How To Fix Bleached Coralline Algae!
If you catch bleaching in your coralline algae early enough and implement a suitable treatment plan then you will often be able to fix the issue and prevent any long term damage.
After a certain stage though, the coralline algae can have a number of long term problems and it may be better to start your live rock project from scratch again is too much of the coralline algae has bleached or died as it can prevent growth for new, healthy coralline algae.
Even live rock in the wild will usually only last a couple of hundred years, a blink in the vastness of time so in some situations, it may just be time for your coralline algae to bleach out and turn to husks.

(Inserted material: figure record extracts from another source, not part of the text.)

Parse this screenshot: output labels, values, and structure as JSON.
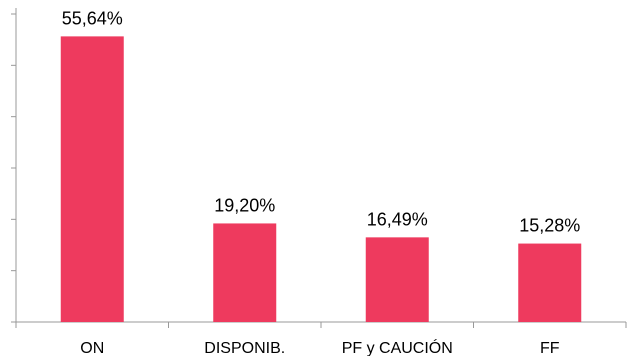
{
  "chart_data": {
    "type": "bar",
    "categories": [
      "ON",
      "DISPONIB.",
      "PF y CAUCIÓN",
      "FF"
    ],
    "values": [
      55.64,
      19.2,
      16.49,
      15.28
    ],
    "data_labels": [
      "55,64%",
      "19,20%",
      "16,49%",
      "15,28%"
    ],
    "title": "",
    "xlabel": "",
    "ylabel": "",
    "ylim": [
      0,
      60
    ],
    "y_ticks": 6,
    "y_tick_labels_shown": false,
    "grid": false,
    "bar_color": "#EE3A5E",
    "axis_color": "#999999"
  }
}
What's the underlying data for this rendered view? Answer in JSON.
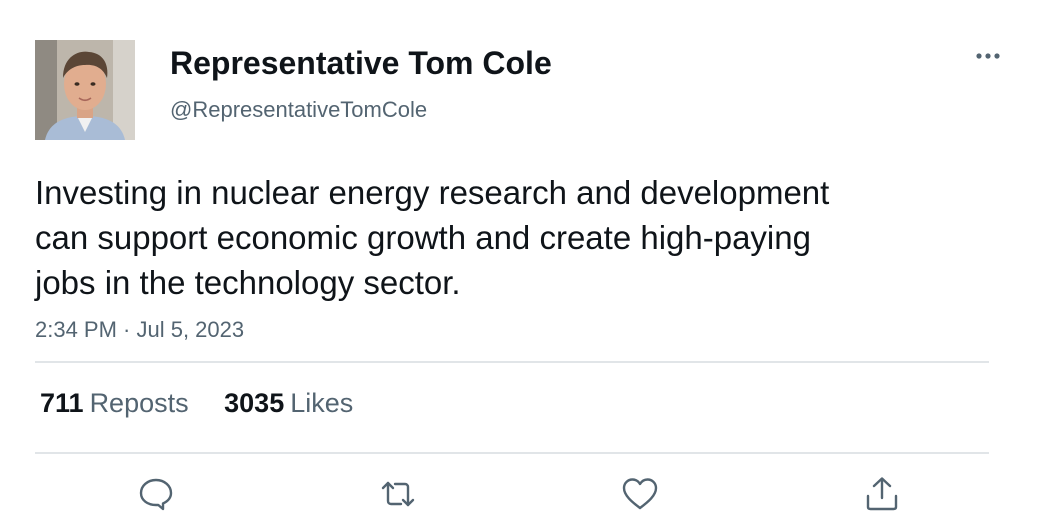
{
  "author": {
    "display_name": "Representative Tom Cole",
    "handle": "@RepresentativeTomCole"
  },
  "tweet": {
    "text_lines": [
      "Investing in nuclear energy research and development",
      "can support economic growth and create high-paying",
      "jobs in the technology sector."
    ],
    "timestamp": "2:34 PM · Jul 5, 2023"
  },
  "stats": {
    "reposts_count": "711",
    "reposts_label": "Reposts",
    "likes_count": "3035",
    "likes_label": "Likes"
  },
  "icons": {
    "more": "more-horizontal-icon",
    "reply": "reply-icon",
    "repost": "repost-icon",
    "like": "heart-icon",
    "share": "share-icon"
  },
  "colors": {
    "text_primary": "#0f1419",
    "text_secondary": "#536471",
    "divider": "#e1e5e8"
  }
}
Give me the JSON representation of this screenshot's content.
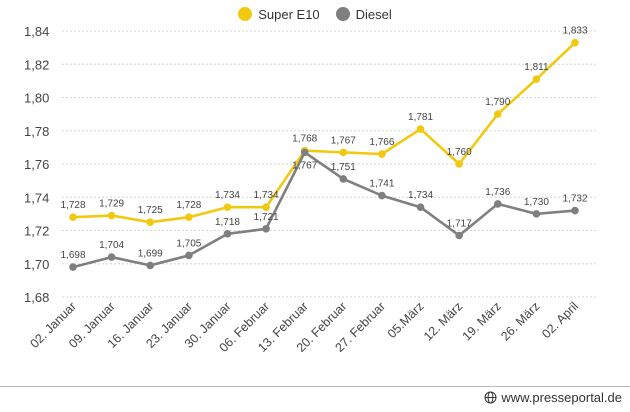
{
  "chart_data": {
    "type": "line",
    "categories": [
      "02. Januar",
      "09. Januar",
      "16. Januar",
      "23. Januar",
      "30. Januar",
      "06. Februar",
      "13. Februar",
      "20. Februar",
      "27. Februar",
      "05.März",
      "12. März",
      "19. März",
      "26. März",
      "02. April"
    ],
    "series": [
      {
        "name": "Super E10",
        "color": "#f2c911",
        "values": [
          1.728,
          1.729,
          1.725,
          1.728,
          1.734,
          1.734,
          1.768,
          1.767,
          1.766,
          1.781,
          1.76,
          1.79,
          1.811,
          1.833
        ],
        "labels": [
          "1,728",
          "1,729",
          "1,725",
          "1,728",
          "1,734",
          "1,734",
          "1,768",
          "1,767",
          "1,766",
          "1,781",
          "1,760",
          "1,790",
          "1,811",
          "1,833"
        ]
      },
      {
        "name": "Diesel",
        "color": "#7f7f7f",
        "values": [
          1.698,
          1.704,
          1.699,
          1.705,
          1.718,
          1.721,
          1.767,
          1.751,
          1.741,
          1.734,
          1.717,
          1.736,
          1.73,
          1.732
        ],
        "labels": [
          "1,698",
          "1,704",
          "1,699",
          "1,705",
          "1,718",
          "1,721",
          "1,767",
          "1,751",
          "1,741",
          "1,734",
          "1,717",
          "1,736",
          "1,730",
          "1,732"
        ]
      }
    ],
    "yticks": [
      1.68,
      1.7,
      1.72,
      1.74,
      1.76,
      1.78,
      1.8,
      1.82,
      1.84
    ],
    "ytick_labels": [
      "1,68",
      "1,70",
      "1,72",
      "1,74",
      "1,76",
      "1,78",
      "1,80",
      "1,82",
      "1,84"
    ],
    "ylim": [
      1.68,
      1.84
    ],
    "grid": true,
    "legend_position": "top-center"
  },
  "footer": {
    "credit": "www.presseportal.de",
    "icon": "globe-icon"
  }
}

If this does happen then our article going over drying live rock to start the project from scratch may be a good read. You will usually find that you can remove the husks from your live rock to be able to use the same base rock for your next project if you clean it correctly with the process usually being relatively easy in most cases.
It can be very common for people new to keeping live rock to have to re-start their first live rock project due to there being so much to learn and a high chance of it going wrong so this is a pretty common process for people to go through.
That brings our article going over coralline algae bleaching to an end and we hope that we have been able to help you. As we covered, there are a number of different reasons that your coralline algae may start bleaching with each one having its own specific treatment. For the most part though, if you notice the bleaching effect in your coralline algae early enough, it can usually be saved without any long term problems with your live rock project.